If my calculation is wrong? Thanks.

Nai Yan.

bruss said...

Thanks your infiniband information.

1)
I want to know config.ini setting in case of IPoIB and SDP.

2)
I have only 2 data node.
and I am going to use infiniband using peer to peer connection,
without infiniband switch.

It is possible and useful?

Bruss said...

I am very curios [TCP] setting in config ini about infiniband.

Did you connect only between data node with infiniband.

Otherwise, Alse did you connect between sql node and data node with infiniband?

Mikael Ronstrom said...

There are no special settings needed to use Infiniband based on IPoIB or SDP. Simply set the hostname of the node to the IP address of the Infiniband interface, that's all that is needed.

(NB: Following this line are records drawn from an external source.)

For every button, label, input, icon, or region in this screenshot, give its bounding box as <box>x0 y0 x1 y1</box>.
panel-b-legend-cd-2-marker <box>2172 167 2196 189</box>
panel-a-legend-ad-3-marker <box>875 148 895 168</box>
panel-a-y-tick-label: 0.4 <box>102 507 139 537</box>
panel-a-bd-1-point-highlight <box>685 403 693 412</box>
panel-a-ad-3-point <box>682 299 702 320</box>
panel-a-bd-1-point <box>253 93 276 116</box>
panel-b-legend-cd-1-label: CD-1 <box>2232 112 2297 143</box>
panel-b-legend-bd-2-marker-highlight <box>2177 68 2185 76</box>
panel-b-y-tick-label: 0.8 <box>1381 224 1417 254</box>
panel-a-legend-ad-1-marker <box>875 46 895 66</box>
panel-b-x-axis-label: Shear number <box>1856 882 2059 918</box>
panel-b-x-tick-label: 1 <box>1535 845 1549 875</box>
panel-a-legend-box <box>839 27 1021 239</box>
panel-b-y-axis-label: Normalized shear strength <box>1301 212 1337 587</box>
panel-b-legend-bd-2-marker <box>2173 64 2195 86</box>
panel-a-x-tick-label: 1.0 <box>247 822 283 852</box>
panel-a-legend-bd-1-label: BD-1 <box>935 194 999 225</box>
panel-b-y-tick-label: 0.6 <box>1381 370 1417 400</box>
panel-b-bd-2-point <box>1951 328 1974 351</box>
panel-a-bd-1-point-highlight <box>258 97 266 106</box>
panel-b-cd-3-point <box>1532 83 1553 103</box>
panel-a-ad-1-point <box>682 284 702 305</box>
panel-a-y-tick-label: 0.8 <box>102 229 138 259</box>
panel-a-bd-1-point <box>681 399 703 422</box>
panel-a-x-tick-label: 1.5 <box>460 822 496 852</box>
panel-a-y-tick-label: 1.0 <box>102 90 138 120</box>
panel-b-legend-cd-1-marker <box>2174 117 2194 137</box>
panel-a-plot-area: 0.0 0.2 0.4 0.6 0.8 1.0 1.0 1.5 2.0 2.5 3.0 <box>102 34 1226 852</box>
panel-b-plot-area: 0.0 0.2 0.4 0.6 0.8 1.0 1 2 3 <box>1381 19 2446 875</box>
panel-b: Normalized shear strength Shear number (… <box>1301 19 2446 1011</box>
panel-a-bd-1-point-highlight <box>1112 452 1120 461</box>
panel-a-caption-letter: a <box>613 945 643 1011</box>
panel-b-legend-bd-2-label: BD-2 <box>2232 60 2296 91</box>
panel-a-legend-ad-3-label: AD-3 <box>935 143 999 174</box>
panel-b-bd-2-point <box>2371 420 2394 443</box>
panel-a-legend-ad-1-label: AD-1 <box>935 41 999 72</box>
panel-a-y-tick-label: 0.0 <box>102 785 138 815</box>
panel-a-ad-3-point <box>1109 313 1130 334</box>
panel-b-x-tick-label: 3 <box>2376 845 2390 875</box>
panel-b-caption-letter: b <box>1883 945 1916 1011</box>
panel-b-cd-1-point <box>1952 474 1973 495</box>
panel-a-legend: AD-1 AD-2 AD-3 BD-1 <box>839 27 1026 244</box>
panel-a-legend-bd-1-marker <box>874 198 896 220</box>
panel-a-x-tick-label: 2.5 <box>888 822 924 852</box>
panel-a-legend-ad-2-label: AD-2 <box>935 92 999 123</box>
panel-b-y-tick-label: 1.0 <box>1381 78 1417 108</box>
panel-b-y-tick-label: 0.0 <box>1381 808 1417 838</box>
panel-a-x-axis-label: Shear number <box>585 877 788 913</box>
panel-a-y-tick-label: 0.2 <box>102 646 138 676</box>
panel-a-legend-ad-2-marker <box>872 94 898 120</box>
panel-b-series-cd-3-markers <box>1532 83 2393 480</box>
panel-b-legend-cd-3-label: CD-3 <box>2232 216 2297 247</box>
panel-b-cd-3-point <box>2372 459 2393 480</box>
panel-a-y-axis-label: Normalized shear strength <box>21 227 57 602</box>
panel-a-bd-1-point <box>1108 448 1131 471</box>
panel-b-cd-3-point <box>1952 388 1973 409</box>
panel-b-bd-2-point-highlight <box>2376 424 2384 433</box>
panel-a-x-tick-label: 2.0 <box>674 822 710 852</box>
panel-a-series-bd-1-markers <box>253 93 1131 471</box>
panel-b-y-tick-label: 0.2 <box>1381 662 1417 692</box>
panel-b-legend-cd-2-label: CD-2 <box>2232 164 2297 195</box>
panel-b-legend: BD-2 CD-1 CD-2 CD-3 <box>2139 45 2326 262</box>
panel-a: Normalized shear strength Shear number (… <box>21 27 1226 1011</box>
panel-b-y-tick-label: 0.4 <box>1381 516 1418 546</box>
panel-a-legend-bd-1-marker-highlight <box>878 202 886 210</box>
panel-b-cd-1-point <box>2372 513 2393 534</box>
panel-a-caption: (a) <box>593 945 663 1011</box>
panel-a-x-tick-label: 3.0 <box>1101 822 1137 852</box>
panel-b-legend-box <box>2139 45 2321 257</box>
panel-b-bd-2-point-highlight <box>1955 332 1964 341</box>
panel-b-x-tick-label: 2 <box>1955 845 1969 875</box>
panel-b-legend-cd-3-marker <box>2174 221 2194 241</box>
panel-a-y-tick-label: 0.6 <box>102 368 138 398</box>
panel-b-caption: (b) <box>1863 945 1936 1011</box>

Irrespective of that I usually set some things a bit higher, in particular TcpSendBufferSize and TcpReceiveBufferSize (I usually set those to 256k). But this I do also for Ethernet, so nothing special for Infiniband.

bruss said...

Thanks Miakel.
Sincerly thanks for your reply.
I have some question additionally.

>Simply set the hostname of the >node to the IP address of the >Infiniband interface, that's all >that is needed

In [TCP] setting of config.ini,
only can set aboout data node.
When i set [TCP] between mgm node and data node
or between sql node and date node, ndb_mgm could not start with next error.

MySQL Cluster Management Server mysql-5.5.19 ndb-7.2.4
/export/home2/pb2/build/sb_0-4838533-1327948997.21/mysql-cluster-gpl-7.2.4/storage/ndb/src/mgmsrv/ConfigInfo.cpp:4580: require((ctx.m_config->get("Node", id1, &node1))) failed

Did you set in [TCP] of config.ini only between data node.

and
I have other question.
Do you use infiniband switch?

Mikael Ronstrom said...

The [TCP] section is only needed if you need to set specific things related to one specific connection between two nodes. In this case you need to set both Node1 and Node2 of this section which is what the error message says.

I didn't use the [TCP] section at all. I used however the [TCP DEFAULT] section to set TcpReceiveBufferSize and TcpSendBufferSize.

What I meant with setting hostname was to set the hostname on the nodes, this is a mandatory parameter, simply set this hostname of the node to the Infiniband IP address used in IPoIB or SDP. Nothing more needed.

We had 18 machines running the benchmark, so yes, there were Infiniband switches.

Brian said...

you are using Dual-X5670 based nodes and using 14 threads out of 24, so what if we use AMD Opteron based servers (like Quad-6272 which is almost 2x faster than the Dual-X5670) and will have 64 cores and upto 512GB memory support, do you think it can reach the 2B/m mark?

also if we scale the cluster over different datacenters located in completely different geo-locations, what will be the effects?

bruss said...

thanks mikael. It was of much help to me.

By the way, don't use Dolphin sci?

It looks like better use dolphin sci rather than use infiniband?

Nai Yan said...

Hi Miakel again.

If indexed column size is bigger than total RAM, then if mySQL cluster will automatically put part of it on disk or some place we configure (such as SSDs)? Or if we can drive MySQL cluster to load an index for particular table dynamically and those indexes can saved particularly on SSDs?
Because, we might have 6400 billion rows and each row has a primary key 4 bytes.

We are seeking for a solution to deal with such a big data. Looking forward to your suggestion!

Thanks.

Nai Yan.

li said...

Hi, all, I want to test 7.2.5, where I could download 7.2.5 dev version since I understand it is not GA.

Thanks.

Mikael Ronstrom said...

The code for 7.2.5 can be retrieved on launchpad. 7.2.5 is the next version to be released for MySQL Cluster.

Todaydownload.com said...

These facts are really interesting. Few of them were well known for me but many of them were brand new for me too!
I will print this one out and show to my friends because they will be definitely interested in that. Thanks!
MySQL

MartinF said...

Nice results. Do you also have some experience with ndb in virtualized environment?

Anonymous said...

Dear Mikael,

Thanks for sharing such valuable info. We're running something similar to your benchmarks, and I have a question about balancing Soft IRQs within the CPU cores; do you follow such a technique in the benchmark? Or you just use the OS' default (all Soft IRQs are handled by one core at a time)? And could you please elaborate more if it's the former?